STOP TALKING AND FEEL

I do believe I have yet to tell you what Michael did at Howard University in Washington, D.C.  In 1999, I suggested to Michael that he attend this ten-day World Work conference.  I borrowed money and found my way there.  Along with 400 women, men and young children from around the world, many from warring countries, people of many colors, religions, with some there because unknown others paid for them to attend.  I got to sit among them.  Wealthy people, others with no money, just the clothes they wore. 

Not only sit, but instinctively walk quietly outside around the perimeter of the roof, covering and protecting the gymnasium-size room inside.  I paced  the perimeter, as people inside released and expressed their frustration, anger, hostility, hurt and love.. I was aware that I was  holding the space for others inside, to release and express what needed to come through and out.  As I walked slowly on the perimeter,  I noticed Michael directly across from me, maybe 200 feet away, walking at the same pace..   We did not speak. We knew.

 Later, when inside, I listened and witnessed the anger, hurt and love freely come through.  People waving their fists, screaming, yelling, crying, blaming.  The only rule was no violence.  No violence. It was difficult to hear of all the injustice, yet I was grateful I got to hear it and bare witness. 

This went on for 10 days.  Ten days. On the last day, amidst the rage and tears and non-violence, Michael  my friend who had never done anything like this before, and who for nine days, quietly listened and felt,  raised his 6' 4" black frame up, and in this huge hall filled with 400 others, walked intentionally and directly into the center of the room:  "Stop talking and  feel," he screamed out. "Stop talking and feel."  

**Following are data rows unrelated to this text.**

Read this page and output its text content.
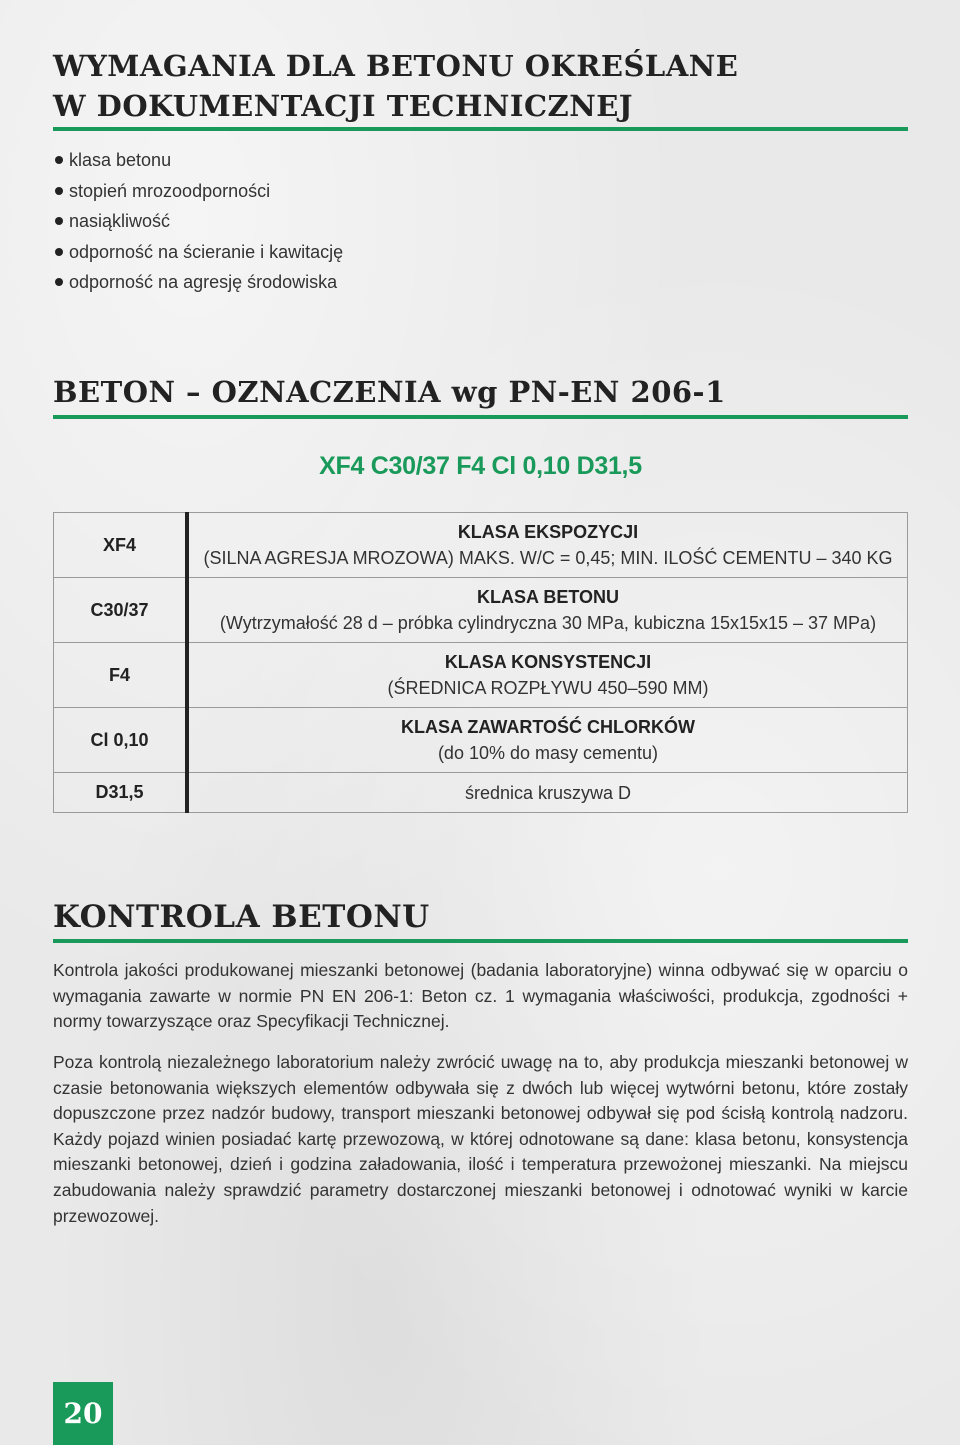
WYMAGANIA DLA BETONU OKREŚLANE
W DOKUMENTACJI TECHNICZNEJ
klasa betonu
stopień mrozoodporności
nasiąkliwość
odporność na ścieranie i kawitację
odporność na agresję środowiska
BETON – OZNACZENIA wg PN-EN 206-1
XF4 C30/37 F4 Cl 0,10 D31,5
XF4	KLASA EKSPOZYCJI
(SILNA AGRESJA MROZOWA) MAKS. W/C = 0,45; MIN. ILOŚĆ CEMENTU – 340 KG

C30/37	KLASA BETONU
(Wytrzymałość 28 d – próbka cylindryczna 30 MPa, kubiczna 15x15x15 – 37 MPa)

F4	KLASA KONSYSTENCJI
(ŚREDNICA ROZPŁYWU 450–590 MM)

Cl 0,10	KLASA ZAWARTOŚĆ CHLORKÓW
(do 10% do masy cementu)

D31,5	średnica kruszywa D
KONTROLA BETONU

Kontrola jakości produkowanej mieszanki betonowej (badania laboratoryjne) winna odbywać się w oparciu o wymagania zawarte w normie PN EN 206-1: Beton cz. 1 wymagania właściwości, produkcja, zgodności + normy towarzyszące oraz Specyfikacji Technicznej.

Poza kontrolą niezależnego laboratorium należy zwrócić uwagę na to, aby produkcja mieszanki betonowej w czasie betonowania większych elementów odbywała się z dwóch lub więcej wytwórni betonu, które zostały dopuszczone przez nadzór budowy, transport mieszanki betonowej odbywał się pod ścisłą kontrolą nadzoru. Każdy pojazd winien posiadać kartę przewozową, w której odnotowane są dane: klasa betonu, konsystencja mieszanki betonowej, dzień i godzina załadowania, ilość i temperatura przewożonej mieszanki. Na miejscu zabudowania należy sprawdzić parametry dostarczonej mieszanki betonowej i odnotować wyniki w karcie przewozowej.

20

 His words came from another dimension.  A force in and beyond him.  Instantly, the room went totally silent.  A stunned silence.  A minute later, all that could be heard was wailing, crying, sobbing, and silence of words.  Michael simply stood in the center of the room, his own tears flowing.  Four hundred children, women and  men slowly moved towards the center.  Sobbing, crying and relief led the way.   No more words.  Only hugging and the embracing of each other.  Four hundred people, few having known each other hours earlier.

 Then silence. 
 A healing had taken place. 
 A connection for everyone.
 No more teaching or lectures or workshops.  No more teaching, lectures or workshops. 

 Soon, Michael walked into the hall and sat down in a simple chair, alone, aware and unaware of what he had just brought. 

 I walked out and sat next to him quietly.
 "I can't believe it," he said quietly as he looked down.
 People from inside the room, came to him and
 held him, thanked him and stood quietly.
 Michael was back in his body, almost embarrassed at his impact.

 Back in Santa Cruz, California, days later, Michael shared how  his actions surprised him.  He wondered if he could continue his life, holding that kind of influence in the world with others.  . 

 He felt touched, yet the everyday world seemed so distant from what he had just experienced. He wondered if that action was enough and could be sustained. 

 It was as though there was or is a voice inside that says, "Is that enough?  Can you sustain that awareness
 and impact on others?  Are you now done?  Am i enough?" To me, he is and was the same Michael that dropped an atomic bomb of peace.  Only once was required. Just once.